Distribution in the F&B segment: this is key (as well as the decision about whether to do it yourself or to partner up). You may have a great product, but then the issue becomes how to get the consumer to know it, try it and buy it. They started at the top of the pyramid – top bars, hotels and restaurants, then filtered down. So people will find and experience the brand in the on trade and buy in the off trade. Brand and perception is extremely valuable in the drinks industry, but you should think twice about saying no to someone like Tesco – can give you reach, open up new markets. He thinks it is very difficult for own label to compete with Fever Tree. When you have people over for drinks, you don’t want to bring out Sainsbury’s own label, it just isn’t the real thing.

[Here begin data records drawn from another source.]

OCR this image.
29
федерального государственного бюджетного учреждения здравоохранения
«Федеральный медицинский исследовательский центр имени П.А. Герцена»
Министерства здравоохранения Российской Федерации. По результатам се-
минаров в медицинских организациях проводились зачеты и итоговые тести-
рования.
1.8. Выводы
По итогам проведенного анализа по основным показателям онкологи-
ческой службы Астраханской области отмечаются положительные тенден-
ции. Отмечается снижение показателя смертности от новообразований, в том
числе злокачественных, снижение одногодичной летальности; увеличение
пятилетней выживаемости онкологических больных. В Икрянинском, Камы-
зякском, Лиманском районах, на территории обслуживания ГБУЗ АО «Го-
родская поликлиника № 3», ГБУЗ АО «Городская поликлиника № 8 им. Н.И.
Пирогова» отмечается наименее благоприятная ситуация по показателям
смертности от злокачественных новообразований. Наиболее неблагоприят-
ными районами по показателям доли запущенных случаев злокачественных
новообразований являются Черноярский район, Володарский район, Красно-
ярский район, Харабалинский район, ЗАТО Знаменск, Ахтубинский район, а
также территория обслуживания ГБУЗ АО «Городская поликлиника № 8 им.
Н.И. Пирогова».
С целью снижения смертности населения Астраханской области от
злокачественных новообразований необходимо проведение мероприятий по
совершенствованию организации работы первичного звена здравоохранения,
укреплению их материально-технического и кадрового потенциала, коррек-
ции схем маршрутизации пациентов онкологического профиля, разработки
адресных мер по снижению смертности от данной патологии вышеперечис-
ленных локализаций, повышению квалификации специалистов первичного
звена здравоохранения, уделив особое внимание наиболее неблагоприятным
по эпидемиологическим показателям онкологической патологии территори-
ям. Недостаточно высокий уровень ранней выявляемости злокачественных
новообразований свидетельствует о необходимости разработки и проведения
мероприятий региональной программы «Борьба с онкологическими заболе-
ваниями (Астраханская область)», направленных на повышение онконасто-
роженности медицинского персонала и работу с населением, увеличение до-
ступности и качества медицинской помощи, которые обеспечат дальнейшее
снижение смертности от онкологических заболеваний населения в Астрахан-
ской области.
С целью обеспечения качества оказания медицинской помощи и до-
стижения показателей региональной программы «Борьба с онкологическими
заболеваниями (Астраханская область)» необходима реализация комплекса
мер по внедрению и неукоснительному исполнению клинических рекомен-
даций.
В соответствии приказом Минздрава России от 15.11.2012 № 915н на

Raising money as a first-time vs second-time entrepreneur: if he contrasts his experience with Fever Tree to Plymouth, it was far easier to raise money, had credibility and a track record. But if you need to raise a lot of money to start a business, you need to rethink your business plan and figure out how you can you get it going with very little money, prove over the first year that you’ve got it moving. Then you have some credibility to take to investors. With Plymouth, he had a Bain background – helped in some ways, but consultants don’t make good entrepreneurs in general as they tend to analyze things far too much. Once you’ve made a decision, go for it. There will be roadblocks but you can’t let that stop you – your job is to figure out how to jump over, go under or around them.
Working on a brand with a long history vs. building a new brand: the Plymouth brand was established back in 1793, limited in a sense in terms of what he could do (“you can’t dress the queen in jeans”). Their eventual success came from respecting it was a heritage brand – documented as the original naval gin, known in the US as the original martini gin. So that’s where they played. With Fever Tree, they had a completely blank sheet of paper, was fantastic as they could create exactly what they wanted without constraints.

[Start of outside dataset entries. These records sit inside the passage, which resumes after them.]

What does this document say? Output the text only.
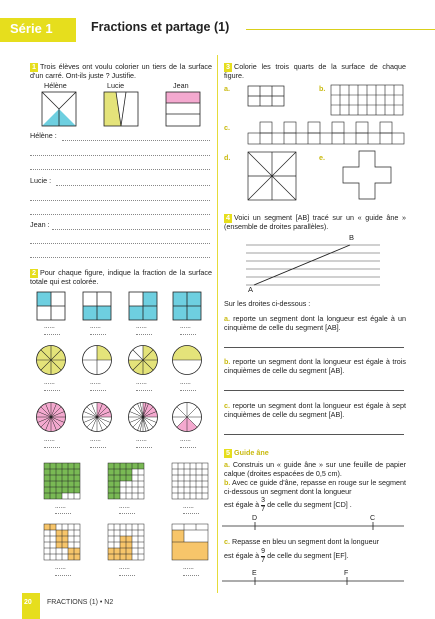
Série 1	Fractions et partage (1)
1 Trois élèves ont voulu colorier un tiers de la surface d'un carré. Ont-ils juste ? Justifie.
Hélène	Lucie	Jean
Hélène :
Lucie :
Jean :
2 Pour chaque figure, indique la fraction de la surface totale qui est colorée.
......	......	......	......
......	......	......	......
......	......	......	......
......	......	......
......	......	......
3 Colorie les trois quarts de la surface de chaque figure.
a.	b.
c.
d.	e.
4 Voici un segment [AB] tracé sur un « guide âne » (ensemble de droites parallèles).
A
B
Sur les droites ci-dessous :
a. reporte un segment dont la longueur est égale à un cinquième de celle du segment [AB].
b. reporte un segment dont la longueur est égale à trois cinquièmes de celle du segment [AB].
c. reporte un segment dont la longueur est égale à sept cinquièmes de celle du segment [AB].
5 Guide âne
a. Construis un « guide âne » sur une feuille de papier calque (droites espacées de 0,5 cm).
b. Avec ce guide d'âne, repasse en rouge sur le segment ci-dessous un segment dont la longueur
est égale à $\frac{3}{7}$ de celle du segment [CD] .
D	C
c. Repasse en bleu un segment dont la longueur
est égale à $\frac{9}{7}$ de celle du segment [EF].
E	F
20 FRACTIONS (1) • N2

Thoughts on the modern temperance movement / other ESG considerations: there is a difficult side to alcohol which he understands. But if you look at the American temperance movement in the 20s/30s, it was a disaster, pushed everything underground, ended up getting worse quality. So it didn’t achieve what it set out to achieve. They promote their products as mixers quite deliberately, but they also have standalone products (e.g. ginger beer is drunk as a soft drink). On the sugar debate – they are tangentially affected, but thinks this is primarily about childhood obesity, drinking 4-5 sodas a day. This is not about spending 70 pence on a quality mixer to go with premium gin. They try to focus on creating a natural product. In terms of sourcing policies, they are very careful about where they source from (e.g. quinine from Congo, green ginger from Ivory Coast). Have been through two sets of PE sales, lots of due diligence to go through. As a public company now, they take this incredibly seriously.
Decision to go public: if he could wind back to when they started and if he could do it again, he would have funded the first bit entirely himself. He could have done that, but decided to have another investor for half the business. PE partner was great for the first 5 years, then they had the right to sell their shares, which they did. Process was painful, put a lot of burden on them in terms of the due diligence process. KPMG’s job was to get the highest price for the exiting shareholder and they did their job. But they had 24 firms come kick the tires. Took up a lot of time, couldn’t focus on the business, impacted growth. They never wanted to be in that situation again. By comparison, the public markets have been relatively good so far.